Introduction

All populations are confronted with a plethora of environmental changes and must adapt, shift their range, or face extinction. Adaptation may take two forms:

• The first option involves physiological acclimatization through phenotypic plasticity at the level of individuals.

• Second, the genetic composition of populations may change through natural selection, a change that favors some genotypes at the expense of others.

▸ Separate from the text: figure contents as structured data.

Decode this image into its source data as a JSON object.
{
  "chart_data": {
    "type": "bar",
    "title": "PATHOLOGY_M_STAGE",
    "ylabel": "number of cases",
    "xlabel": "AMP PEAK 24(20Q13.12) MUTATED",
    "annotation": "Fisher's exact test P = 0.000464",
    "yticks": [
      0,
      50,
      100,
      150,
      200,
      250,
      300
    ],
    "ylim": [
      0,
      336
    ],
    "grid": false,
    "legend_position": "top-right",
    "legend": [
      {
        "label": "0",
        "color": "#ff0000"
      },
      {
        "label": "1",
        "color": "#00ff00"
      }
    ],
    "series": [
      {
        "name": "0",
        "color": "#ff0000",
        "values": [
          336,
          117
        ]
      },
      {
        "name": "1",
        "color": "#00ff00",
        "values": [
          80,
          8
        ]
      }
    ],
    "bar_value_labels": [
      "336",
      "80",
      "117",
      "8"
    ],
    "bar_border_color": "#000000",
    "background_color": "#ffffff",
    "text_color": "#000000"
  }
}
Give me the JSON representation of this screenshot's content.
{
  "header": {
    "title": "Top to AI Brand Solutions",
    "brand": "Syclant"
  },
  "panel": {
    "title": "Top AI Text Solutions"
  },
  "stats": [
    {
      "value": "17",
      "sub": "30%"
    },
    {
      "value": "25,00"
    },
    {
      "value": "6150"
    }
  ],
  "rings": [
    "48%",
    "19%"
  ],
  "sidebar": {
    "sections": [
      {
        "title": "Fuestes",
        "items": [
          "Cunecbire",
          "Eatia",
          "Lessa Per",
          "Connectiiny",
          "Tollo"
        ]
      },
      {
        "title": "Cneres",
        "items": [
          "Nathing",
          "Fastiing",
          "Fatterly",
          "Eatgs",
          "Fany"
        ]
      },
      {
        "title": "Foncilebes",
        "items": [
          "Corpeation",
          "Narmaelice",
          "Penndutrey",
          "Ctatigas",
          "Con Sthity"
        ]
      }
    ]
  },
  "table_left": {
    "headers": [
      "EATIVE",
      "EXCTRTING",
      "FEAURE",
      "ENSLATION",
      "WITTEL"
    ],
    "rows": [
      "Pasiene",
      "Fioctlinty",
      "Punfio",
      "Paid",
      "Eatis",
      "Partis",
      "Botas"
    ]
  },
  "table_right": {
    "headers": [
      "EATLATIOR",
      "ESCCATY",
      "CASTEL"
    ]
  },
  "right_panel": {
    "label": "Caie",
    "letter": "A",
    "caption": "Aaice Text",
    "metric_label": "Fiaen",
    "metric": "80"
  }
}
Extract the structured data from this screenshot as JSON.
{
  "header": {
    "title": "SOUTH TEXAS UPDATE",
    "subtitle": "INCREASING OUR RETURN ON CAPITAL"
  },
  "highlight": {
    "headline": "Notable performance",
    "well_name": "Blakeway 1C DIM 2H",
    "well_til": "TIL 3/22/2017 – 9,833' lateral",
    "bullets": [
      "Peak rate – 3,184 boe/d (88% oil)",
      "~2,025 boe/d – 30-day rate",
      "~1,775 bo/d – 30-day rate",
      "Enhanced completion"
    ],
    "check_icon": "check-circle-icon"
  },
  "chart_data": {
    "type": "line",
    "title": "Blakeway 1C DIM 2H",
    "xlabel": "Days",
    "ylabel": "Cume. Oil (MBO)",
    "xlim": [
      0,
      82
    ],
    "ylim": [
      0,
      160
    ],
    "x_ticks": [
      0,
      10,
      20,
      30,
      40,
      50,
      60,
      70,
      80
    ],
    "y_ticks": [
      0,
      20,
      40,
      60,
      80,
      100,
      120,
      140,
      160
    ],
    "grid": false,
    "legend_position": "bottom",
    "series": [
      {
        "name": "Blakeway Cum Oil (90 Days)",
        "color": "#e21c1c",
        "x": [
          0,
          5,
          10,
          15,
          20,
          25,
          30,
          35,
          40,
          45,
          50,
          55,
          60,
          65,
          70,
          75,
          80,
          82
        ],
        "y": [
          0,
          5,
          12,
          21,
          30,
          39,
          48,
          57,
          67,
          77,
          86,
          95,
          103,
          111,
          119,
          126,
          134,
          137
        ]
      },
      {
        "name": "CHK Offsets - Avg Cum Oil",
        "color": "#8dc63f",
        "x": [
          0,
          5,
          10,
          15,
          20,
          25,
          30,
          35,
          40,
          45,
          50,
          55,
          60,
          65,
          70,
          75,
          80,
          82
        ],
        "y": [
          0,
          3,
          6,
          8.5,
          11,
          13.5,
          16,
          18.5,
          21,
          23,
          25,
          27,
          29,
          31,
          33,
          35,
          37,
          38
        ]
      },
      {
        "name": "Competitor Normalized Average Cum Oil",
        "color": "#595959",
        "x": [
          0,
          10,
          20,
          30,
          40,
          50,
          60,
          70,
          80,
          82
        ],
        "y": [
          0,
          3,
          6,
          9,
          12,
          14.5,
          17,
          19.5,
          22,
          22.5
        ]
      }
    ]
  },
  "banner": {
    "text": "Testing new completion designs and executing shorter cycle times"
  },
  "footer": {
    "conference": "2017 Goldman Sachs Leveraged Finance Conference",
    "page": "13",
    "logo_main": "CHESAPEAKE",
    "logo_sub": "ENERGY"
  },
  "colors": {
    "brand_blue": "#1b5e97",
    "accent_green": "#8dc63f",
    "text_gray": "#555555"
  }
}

Whereas plastic adaptation can only cope with environmental change of a limited extent, genetic adaptation allows populations to persist outside their previous tolerance ranges. Therefore, genetic adaptation is of primary concern in conservation biology, in terms of what is required to cope with major or sustained environmental changes. Feasibility and speed of genetic adaptations in response to environmental change depend on a variety of factors, such as a population's genetic diversity, the population size, generation time, and reproduction excess.

This chapter is organized as follows. In Section 5.2 we review the different types of abiotic environmental change that occur in nature, with an emphasis on their characteristic spatial and temporal scales. Section 5.3 explains how changes in local climate affect the physiological and phenological aspects of life histories and shows that evolutionary adaptations to altered climate conditions can be rapid. Sections 5.4 and 5.5 extend this conclusion to responses to thermal stress and pollution, and Section 5.6 highlights the special evolutionary challenges experienced by endangered species.